Asya merasa jawaban ibunya cukup memuaskan. Hanya saja, dalam benak masih banyak sekali rasa penasaran. Ruangan yang luas ini tentu bukan hanya berisi fasilitas biasa, layaknya sebuah apartemen, semua furnitur begitu lengkap. Ruang televisi, kamar mandi, tempat cuci piring, dan beberapa perlengkapan lainnya. Walaupun tak terlihat mewah dan terkesan sederhana, Asya merasa ruangan khusus pelayan ini sudah cukup disebut sebagai rumah di dalam rumah. Ya, Asya akui rumah yang luas ini sepertinya berisi banyak ruangan dan furnitur-furnitur mewah. Melihat isi ruangan pelayan saja sudah membuat Asya ternganga, apalagi ruangan khusus para majikan.
"Kamu masih ingin mengenal tempat ini? Kalau begitu, Mama pergi ke kamar duluan, ada di kamar paling pojok. Kamu akan tau nanti, tanyakan saja pada pelayan lain jika kamu sulit menemukan Mama," ujar Alma sembari melangkah menarik koper milik Asya menuju kamarnya.
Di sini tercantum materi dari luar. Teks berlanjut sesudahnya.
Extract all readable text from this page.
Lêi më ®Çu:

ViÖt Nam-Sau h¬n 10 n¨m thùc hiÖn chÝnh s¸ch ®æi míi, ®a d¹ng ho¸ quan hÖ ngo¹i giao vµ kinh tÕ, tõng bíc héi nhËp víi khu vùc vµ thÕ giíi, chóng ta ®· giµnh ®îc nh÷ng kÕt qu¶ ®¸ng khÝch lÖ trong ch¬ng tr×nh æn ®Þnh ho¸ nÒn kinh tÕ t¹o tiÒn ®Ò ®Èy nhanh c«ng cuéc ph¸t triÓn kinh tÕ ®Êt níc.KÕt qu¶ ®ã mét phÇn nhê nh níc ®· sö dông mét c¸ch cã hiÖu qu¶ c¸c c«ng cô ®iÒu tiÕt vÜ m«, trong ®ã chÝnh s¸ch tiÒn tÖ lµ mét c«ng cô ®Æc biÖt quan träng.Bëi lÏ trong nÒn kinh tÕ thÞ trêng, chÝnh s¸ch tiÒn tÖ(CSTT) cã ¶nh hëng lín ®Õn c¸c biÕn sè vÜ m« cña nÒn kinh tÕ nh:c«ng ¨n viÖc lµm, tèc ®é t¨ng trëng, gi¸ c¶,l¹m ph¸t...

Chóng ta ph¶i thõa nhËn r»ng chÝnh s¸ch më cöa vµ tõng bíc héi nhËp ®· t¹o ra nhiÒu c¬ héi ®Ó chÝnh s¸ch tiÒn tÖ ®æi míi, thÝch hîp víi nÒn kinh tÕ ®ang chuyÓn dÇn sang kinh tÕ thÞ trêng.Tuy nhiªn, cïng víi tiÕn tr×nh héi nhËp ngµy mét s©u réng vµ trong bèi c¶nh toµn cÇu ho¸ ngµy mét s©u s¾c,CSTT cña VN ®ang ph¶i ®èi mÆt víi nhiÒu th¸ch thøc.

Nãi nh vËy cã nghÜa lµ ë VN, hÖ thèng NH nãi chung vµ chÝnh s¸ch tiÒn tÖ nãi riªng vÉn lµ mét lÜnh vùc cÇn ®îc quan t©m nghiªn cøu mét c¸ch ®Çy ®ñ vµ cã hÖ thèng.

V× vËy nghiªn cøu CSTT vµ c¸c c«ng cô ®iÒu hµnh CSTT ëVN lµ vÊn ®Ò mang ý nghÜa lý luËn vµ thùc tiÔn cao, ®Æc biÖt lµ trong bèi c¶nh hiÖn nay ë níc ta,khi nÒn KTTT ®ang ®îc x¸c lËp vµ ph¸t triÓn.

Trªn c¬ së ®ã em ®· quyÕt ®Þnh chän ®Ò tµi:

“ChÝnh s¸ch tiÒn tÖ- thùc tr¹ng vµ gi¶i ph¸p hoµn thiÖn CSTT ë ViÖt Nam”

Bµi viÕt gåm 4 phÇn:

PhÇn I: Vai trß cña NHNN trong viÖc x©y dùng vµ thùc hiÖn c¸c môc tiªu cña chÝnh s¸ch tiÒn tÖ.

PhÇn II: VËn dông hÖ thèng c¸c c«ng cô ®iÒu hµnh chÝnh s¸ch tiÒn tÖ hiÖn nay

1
Asya tak mengangguk, tak juga melirik Alma. Gadis itu tanpa sadar melangkah sembari mengedarkan pandangannya ke arah sekitar. Ia menuju tangga, yang menghubungkannya pada lantai atas. Satu demi satu anak tangga Asya naiki, hingga langkah gadis itu terhenti di lantai dua, ruangan yang sama dengan lantai di bawah. Bedanya, lantai dua penuh dengan kamar-kamar. Dan sepertinya tiada penghuni di sana. Sebab, daerahnya begitu sepi, dan pintu-pintunya tertutup rapat.
Kalau saja Asya berada di suasana mencekam, Asya setuju kalau lantai dua yang ia tempati sekarang adalah lantai yang terkesan horror. Asya lalu berjalan cepat ke depan, membelah lorong yang berada di antara kamar-kamar, dan akhirnya sampai di balkon lantai dua. Angin berhembus sangat kencang saat Asya membuka pintu yang terhubung dengan balkon. Asya langsung menutup matanya erat.
Trak! Trak! Trak!
Asya mengerutkan keningnya, saat mendengar suara-suara aneh dari atap di samping balkon, dengan mata menyipit ia mendekat, dan berusaha melihat jelas apa yang jadi penyebab suara-suara aneh itu.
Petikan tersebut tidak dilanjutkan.